Auch wenn die Unterschiede verwirrend erscheinen, so gibt es doch nur einige wenige Dinge, die Sie sich merken müssen: Zum einen stehen Kollagenpeptide im Mittelpunkt nahezu aller heutigen Untersuchungen und das mit gutem Grund, wie Sie noch feststellen werden. Zum Zweiten geht man davon aus, dass das Vorhandensein von „bioaktiven“ Dipeptiden und Tripeptiden (aus zwei beziehungsweise drei Aminosäure-Resten aufgebaute Peptide) der Grund für viele der gesundheitlichen Vorteile von Kollagenpeptid-Produkten sind. Und zum Dritten können Grad und Form der Hydrolyse oder wie viele aktive Dipeptide und Tripeptide ein Kollagenprodukt enthält, abweichen.

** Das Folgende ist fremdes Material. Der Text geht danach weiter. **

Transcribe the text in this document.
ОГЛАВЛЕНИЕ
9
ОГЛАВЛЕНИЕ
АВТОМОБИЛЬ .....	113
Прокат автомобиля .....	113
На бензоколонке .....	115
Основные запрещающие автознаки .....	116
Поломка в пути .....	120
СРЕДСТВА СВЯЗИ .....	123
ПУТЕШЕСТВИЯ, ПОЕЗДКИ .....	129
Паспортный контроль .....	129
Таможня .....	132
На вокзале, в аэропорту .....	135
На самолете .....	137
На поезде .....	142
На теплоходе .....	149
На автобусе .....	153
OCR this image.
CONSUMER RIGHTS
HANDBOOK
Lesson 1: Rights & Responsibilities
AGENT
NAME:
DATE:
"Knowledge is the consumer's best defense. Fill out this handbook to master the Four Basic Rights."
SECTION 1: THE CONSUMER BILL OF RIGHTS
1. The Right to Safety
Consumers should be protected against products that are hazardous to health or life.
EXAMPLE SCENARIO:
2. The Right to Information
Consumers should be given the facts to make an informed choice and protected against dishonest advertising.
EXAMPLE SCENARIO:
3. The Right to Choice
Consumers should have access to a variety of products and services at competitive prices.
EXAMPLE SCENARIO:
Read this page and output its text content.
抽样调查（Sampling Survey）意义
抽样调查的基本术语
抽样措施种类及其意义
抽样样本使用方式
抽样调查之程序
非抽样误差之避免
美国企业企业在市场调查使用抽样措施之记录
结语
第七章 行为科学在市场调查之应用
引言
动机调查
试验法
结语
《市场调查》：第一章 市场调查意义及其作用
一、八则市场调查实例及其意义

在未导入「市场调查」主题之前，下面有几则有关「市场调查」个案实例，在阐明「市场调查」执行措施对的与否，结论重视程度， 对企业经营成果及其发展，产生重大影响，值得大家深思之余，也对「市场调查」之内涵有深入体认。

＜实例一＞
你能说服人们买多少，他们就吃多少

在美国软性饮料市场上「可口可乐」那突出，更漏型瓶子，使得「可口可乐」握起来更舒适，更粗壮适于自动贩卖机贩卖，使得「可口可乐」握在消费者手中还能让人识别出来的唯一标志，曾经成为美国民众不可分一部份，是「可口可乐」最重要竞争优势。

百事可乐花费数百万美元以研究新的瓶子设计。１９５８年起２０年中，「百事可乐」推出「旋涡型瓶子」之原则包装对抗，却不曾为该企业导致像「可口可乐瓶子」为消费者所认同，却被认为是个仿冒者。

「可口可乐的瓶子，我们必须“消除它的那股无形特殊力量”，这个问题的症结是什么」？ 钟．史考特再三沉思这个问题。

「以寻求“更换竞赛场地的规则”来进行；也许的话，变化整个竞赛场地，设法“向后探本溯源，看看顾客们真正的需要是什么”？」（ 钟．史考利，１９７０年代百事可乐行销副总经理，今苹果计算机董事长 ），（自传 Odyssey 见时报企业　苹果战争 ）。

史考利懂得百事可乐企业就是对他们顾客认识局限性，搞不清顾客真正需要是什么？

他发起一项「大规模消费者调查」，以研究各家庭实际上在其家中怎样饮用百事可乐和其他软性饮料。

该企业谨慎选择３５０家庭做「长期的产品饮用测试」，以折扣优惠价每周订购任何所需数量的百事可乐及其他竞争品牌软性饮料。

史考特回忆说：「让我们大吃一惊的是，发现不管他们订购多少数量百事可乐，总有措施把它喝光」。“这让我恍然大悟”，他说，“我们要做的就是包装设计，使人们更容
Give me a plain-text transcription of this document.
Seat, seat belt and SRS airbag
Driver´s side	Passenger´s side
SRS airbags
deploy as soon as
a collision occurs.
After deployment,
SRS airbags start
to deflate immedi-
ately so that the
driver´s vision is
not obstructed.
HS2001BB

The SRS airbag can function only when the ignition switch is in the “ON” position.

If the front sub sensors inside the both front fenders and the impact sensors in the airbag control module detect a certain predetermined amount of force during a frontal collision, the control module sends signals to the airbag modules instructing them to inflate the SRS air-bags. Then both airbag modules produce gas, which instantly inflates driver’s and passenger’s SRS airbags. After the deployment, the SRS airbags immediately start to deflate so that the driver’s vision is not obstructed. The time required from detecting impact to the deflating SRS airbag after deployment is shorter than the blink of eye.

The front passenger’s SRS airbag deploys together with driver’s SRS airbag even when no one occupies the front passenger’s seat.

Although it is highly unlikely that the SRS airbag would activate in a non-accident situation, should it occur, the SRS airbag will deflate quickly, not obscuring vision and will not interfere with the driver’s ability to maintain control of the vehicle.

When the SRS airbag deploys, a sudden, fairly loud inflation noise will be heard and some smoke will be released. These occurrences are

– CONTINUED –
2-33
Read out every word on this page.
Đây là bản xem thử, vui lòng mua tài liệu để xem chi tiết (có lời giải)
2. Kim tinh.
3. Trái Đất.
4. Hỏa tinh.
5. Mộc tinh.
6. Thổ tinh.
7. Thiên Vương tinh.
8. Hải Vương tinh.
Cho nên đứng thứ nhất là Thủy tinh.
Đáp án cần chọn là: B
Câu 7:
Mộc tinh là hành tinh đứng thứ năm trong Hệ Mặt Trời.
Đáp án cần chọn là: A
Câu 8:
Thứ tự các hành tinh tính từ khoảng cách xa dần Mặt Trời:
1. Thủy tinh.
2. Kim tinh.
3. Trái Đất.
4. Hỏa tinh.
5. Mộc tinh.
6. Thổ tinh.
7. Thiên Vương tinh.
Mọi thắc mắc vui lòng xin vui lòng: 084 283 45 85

Was also macht Kollagenpeptide so besonders? Während man früher davon ausging, dass alle Proteine und Peptide im Verdauungstrakt restlos in die Aminosäuren aufgespalten werden, aus denen sie bestehen (beispielsweise Glycin und Prolin), wissen wir heute, dass dies nicht der Fall ist. Es gibt mehrere Kollagendipeptide und -tripeptide, die nicht vollständig verdaut werden, sodass bis zu 10 Prozent noch intakt sind, wenn sie in den Blutstrom gelangen. Diese bioaktiven Peptide zirkulieren dort mehrere Stunden lang und gelangen über das Blut an viele Orte, etwa zur Haut und zu den Gelenken, wo sie ihre wohltuende Wirkung bis zu zwei Wochen lang entfalten können. Die meisten dieser bioaktiven Peptide enthalten Hydroxyprolin, das hauptsächlich mit Prolin verbunden ist, aber auch mit anderen Aminosäuren.